Monday, June 10, 2013

In spring are already signs of decay

Spring is still mostly in full bloom, with bright green foliage and a seemingly unending and ever-changing supply of flowers. And yet, some flowers are already done blooming and have moved into the next step in their life cycle. The sight of this flower was a reminder to me that even in spring blooms end.  It's not just in fall that plants finish up their business for the year and prepare to close shop for winter.
Spring's early-bloomers have already developed seed pods or hips, the “fruit” part of the flower. I’ve also discovered that while I can identify a fair number of flowers when they are blooming, once those blooms fade, so does my identification skill.

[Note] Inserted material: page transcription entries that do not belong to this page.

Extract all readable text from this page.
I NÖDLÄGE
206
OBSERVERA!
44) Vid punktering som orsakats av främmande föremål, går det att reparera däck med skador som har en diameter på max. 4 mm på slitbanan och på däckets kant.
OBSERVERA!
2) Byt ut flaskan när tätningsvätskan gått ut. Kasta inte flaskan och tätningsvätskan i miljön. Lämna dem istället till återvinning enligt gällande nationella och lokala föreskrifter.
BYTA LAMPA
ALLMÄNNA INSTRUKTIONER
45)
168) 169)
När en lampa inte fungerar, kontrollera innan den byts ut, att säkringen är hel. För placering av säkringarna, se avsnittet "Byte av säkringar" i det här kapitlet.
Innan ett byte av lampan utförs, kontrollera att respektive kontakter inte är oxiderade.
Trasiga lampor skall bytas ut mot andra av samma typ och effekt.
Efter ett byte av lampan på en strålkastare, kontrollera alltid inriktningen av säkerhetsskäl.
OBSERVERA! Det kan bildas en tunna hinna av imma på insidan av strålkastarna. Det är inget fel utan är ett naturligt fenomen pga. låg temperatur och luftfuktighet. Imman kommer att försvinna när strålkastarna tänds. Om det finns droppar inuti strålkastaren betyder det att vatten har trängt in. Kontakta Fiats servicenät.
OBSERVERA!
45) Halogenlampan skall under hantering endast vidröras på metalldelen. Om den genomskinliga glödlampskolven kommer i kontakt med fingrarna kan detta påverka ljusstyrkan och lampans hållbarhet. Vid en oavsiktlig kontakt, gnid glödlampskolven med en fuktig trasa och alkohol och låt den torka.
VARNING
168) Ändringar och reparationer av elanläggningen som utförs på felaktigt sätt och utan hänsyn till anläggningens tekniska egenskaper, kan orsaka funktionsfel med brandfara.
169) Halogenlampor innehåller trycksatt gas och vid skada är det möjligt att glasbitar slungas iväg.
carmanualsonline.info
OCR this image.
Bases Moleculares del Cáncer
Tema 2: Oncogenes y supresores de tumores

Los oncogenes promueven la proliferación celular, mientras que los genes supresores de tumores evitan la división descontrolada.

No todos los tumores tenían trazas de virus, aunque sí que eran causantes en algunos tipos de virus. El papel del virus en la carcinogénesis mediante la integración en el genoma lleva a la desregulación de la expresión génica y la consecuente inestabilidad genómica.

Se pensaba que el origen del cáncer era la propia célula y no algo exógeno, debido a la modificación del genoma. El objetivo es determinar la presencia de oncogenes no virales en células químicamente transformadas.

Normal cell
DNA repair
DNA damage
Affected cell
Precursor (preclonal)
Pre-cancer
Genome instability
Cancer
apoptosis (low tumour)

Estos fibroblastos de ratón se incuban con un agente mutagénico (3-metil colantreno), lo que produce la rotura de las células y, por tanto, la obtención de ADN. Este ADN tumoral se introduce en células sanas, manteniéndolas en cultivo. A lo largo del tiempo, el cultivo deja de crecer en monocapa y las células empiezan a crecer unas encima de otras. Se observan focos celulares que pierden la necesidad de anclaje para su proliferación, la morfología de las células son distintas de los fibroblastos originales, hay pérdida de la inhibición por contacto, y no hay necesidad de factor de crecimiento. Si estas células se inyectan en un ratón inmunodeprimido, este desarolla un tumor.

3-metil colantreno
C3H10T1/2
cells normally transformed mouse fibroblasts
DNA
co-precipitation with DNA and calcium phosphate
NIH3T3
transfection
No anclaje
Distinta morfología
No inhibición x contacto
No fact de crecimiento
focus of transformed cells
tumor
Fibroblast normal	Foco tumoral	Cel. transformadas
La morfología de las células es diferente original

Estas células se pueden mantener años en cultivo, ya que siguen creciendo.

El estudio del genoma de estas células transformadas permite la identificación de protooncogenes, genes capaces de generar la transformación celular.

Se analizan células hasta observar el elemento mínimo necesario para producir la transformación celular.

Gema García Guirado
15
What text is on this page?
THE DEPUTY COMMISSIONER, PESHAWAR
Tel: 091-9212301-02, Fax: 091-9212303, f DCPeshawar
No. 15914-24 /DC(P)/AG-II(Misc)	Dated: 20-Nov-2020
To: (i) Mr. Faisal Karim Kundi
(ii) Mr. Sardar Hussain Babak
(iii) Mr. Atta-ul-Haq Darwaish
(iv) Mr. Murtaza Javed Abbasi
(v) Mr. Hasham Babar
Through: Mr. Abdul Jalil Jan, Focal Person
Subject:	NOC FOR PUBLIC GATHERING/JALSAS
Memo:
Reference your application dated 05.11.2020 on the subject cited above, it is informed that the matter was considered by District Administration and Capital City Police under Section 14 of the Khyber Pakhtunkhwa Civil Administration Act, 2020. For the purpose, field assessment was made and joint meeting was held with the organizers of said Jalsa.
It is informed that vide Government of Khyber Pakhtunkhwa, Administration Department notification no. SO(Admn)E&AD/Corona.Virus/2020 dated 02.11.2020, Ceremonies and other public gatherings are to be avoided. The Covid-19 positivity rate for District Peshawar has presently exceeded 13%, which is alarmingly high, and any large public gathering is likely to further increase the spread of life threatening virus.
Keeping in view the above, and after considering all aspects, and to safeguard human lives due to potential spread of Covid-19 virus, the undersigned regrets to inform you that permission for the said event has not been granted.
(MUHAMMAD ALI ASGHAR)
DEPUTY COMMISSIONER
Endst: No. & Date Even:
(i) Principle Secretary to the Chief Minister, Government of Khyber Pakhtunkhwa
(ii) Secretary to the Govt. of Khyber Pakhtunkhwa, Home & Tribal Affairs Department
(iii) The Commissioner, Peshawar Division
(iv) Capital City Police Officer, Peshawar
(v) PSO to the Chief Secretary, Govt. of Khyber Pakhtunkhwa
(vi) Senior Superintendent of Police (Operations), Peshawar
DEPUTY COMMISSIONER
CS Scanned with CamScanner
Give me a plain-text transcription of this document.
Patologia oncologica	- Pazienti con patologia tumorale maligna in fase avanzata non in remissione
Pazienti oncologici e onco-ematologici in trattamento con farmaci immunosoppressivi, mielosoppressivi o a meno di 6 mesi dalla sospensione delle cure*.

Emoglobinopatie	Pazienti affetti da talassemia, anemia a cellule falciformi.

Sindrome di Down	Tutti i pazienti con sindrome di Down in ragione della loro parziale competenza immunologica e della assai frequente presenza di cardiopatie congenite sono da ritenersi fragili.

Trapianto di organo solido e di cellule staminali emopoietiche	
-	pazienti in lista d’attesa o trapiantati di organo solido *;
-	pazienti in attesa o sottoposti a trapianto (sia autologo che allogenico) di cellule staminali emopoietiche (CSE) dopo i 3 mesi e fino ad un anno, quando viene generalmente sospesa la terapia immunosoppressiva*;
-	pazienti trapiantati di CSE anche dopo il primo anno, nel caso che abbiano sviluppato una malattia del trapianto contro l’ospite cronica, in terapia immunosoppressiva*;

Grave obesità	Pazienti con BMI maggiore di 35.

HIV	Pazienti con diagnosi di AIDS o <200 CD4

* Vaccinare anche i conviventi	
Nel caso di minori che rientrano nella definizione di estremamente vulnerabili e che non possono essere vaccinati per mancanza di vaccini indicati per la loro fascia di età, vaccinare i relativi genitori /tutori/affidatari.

Are these the hips of dame’s rocket, of wild pink? Perhaps something else? I don’t know the answer, and for that I blame my flower ID books. They show all kinds of flowers in bloom, but have virtually no information about how those same plants look after they are done blooming. Perhaps it’s the birdwatcher in me who knows birds have multiple plumages depending on their age and gender, and I expect to find photos of each of those in my bird books. So why are wildflower books only about the flowers and not the rest of the plant, before and after the blooms? Aren’t those “plumages” too?

So I am unable to positively identify these flower fruits, today. The lack will bother me until I can figure it out—unless one of my gentle readers can provide an identification and save me from hours of research through a mind-numbing array of reference guides? Ah well, if not, you’ll simply have to wait until I can figure it out.


Scott said...

Carolyn: I can't help you on a positive ID, but I can tell you without a doubt that the fruits pictured are not those of dame's- rocket (I have many, many growing here in my preserve). Dame's-rock is a mustard, with a characteristic mustard fruiting body: a collection of slender, upward-pointing pods with a row of small seeds inside. If you've got garlic mustard in your woods, look at those pods--they're very similar to the pods produced by dame's-rocket.

Sabine said...

In Europe this flowering plant is called Silene, in Germany, we call it pigeon's goiter herb. We transplanted a bunch into the garden six years ago and it doubles in size every year. It's rare now in the wild.

Sabine said...

This one?

Carolyn H said...

Scott: thanks! I didn't think it was dame's rocket, but it was close enough that I wasn't sure.

Carolyn H said...


I think you are right about the plant. I was pretty sure it was a wild pink of some variety--there are so many. I just couldn't figure out which one. And after looking at a lot of photos, I was even more confused. So many seemed like viable possibilities. Thanks!